NationsBank-Boatmen's Funds Would Rank 3d

NationsBank Corp.'s planned acquisition of Boatmen's Bancshares would create the country's third-largest bank mutual fund complex, with a geographic reach rivaling some national fund brands'.

After completing the Boatmen's deal, NationsBank would boast a trust and asset management division with $111 billion of assets under discretionary management, making its the sixth-largest bank-owned asset management business in North America. The merged banks would have more than $23 billion of proprietary mutual fund assets, pushing ahead of Wells Fargo & Co. and trailing only Pittsburgh-based giants PNC Bank Corp. and Mellon Bank Corp.

This kind of scale is expected to provide more money for marketing and promotion, fueling NationsBank's ambitious mutual fund efforts. But marrying the $18.3 billion-asset Nations funds and the $6.1 billion-asset Pilot funds may prove trickier than other, similar consolidations, several observers said.

One stumbling block would be the divergent retail strategies of the two institutions.

NationsBank began selling its funds without sales charges, or loads, in January. For customers who seek advice, NationsBank offers a share class that carries a 50-basis-point contingent sales fee for one year.

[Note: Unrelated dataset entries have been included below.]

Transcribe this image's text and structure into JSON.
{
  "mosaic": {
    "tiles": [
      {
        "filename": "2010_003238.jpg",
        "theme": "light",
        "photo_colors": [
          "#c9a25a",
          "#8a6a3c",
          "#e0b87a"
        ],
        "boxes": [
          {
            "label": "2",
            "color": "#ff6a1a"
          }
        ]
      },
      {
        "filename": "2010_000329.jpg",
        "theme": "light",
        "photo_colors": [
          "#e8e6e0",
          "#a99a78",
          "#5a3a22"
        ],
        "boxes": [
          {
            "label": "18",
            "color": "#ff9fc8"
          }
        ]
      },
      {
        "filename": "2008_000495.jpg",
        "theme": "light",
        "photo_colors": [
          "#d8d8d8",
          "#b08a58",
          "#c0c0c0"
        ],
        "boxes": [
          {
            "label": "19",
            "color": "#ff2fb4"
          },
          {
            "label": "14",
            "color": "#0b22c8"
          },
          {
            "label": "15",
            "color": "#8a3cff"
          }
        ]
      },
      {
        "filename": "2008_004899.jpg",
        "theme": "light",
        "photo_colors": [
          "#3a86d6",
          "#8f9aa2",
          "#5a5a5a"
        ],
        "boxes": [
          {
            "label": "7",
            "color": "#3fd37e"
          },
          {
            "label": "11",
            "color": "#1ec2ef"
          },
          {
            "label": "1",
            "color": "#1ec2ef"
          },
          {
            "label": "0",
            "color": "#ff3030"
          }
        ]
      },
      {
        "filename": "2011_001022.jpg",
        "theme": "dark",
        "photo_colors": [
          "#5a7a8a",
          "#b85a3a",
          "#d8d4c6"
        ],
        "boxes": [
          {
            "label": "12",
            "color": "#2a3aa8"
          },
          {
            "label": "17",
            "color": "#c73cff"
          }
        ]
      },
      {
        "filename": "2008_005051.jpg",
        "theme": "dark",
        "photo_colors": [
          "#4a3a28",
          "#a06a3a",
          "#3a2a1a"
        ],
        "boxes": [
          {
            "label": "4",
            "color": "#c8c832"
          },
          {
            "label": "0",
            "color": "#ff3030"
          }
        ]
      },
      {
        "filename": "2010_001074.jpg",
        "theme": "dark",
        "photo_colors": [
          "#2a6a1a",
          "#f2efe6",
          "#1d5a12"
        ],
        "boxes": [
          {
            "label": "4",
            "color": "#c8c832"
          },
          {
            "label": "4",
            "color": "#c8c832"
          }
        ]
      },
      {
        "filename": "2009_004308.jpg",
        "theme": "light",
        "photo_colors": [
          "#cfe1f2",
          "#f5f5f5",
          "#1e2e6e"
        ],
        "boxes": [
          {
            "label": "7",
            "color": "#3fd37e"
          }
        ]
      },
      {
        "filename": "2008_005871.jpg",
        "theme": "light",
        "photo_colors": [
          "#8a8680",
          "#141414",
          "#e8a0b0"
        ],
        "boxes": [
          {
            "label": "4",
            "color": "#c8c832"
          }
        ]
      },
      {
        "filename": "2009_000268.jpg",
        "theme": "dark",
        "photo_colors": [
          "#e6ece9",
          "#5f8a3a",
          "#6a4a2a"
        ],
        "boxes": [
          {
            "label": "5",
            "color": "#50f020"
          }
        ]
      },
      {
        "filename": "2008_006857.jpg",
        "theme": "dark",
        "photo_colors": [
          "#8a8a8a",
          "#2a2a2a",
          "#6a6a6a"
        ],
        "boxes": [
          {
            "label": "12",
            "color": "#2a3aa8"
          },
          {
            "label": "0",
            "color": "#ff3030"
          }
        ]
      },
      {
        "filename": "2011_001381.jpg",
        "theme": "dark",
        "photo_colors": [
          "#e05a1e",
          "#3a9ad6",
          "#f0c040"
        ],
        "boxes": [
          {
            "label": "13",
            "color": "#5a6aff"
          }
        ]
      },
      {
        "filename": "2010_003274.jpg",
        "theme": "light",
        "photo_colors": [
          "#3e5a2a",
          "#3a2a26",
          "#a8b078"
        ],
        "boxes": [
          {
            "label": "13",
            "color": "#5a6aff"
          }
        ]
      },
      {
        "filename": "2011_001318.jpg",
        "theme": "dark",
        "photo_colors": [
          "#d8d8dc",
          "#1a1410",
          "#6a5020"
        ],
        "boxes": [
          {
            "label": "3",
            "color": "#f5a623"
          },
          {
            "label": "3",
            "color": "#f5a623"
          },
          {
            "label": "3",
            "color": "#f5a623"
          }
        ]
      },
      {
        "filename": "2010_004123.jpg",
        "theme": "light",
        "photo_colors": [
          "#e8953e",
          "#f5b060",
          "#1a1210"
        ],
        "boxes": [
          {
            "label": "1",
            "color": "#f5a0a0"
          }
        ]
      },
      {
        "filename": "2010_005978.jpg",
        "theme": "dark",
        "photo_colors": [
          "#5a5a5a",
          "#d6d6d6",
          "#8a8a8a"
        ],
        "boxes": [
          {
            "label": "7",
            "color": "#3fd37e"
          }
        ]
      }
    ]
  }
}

In addition, NationsBank has announced plans to raise the retail ante further by launching a no-load mutual fund supermarket, carrying funds from more than 20 companies and its own, beginning this month.

Boatmen's, by contrast, has followed the traditional course of selling retail funds through bank brokers. While NationsBank had $16.2 billion of assets in retail funds, Boatmen's had only $49 million in retail shares at June 30, according to Lipper Analytical Service, Summit, N.J.

Nevertheless, the existing Boatmen's program would force NationsBank to consider "anew whether they'll have dual structures," said Geoffrey H. Bobroff, a mutual fund consultant in East Greenwich, R.I.

Pushing both proprietary load and no-load funds in the retail channel would be an "administrative nightmare," Mr. Bobroff said. He predicted that NationsBank would stick with its no-load strategy.

Another imposing hurdle would be consolidating Boatmen's 14 funds with NationsBank's sprawling 44-fund complex - which Mr. Bobroff said is already overdue for pruning.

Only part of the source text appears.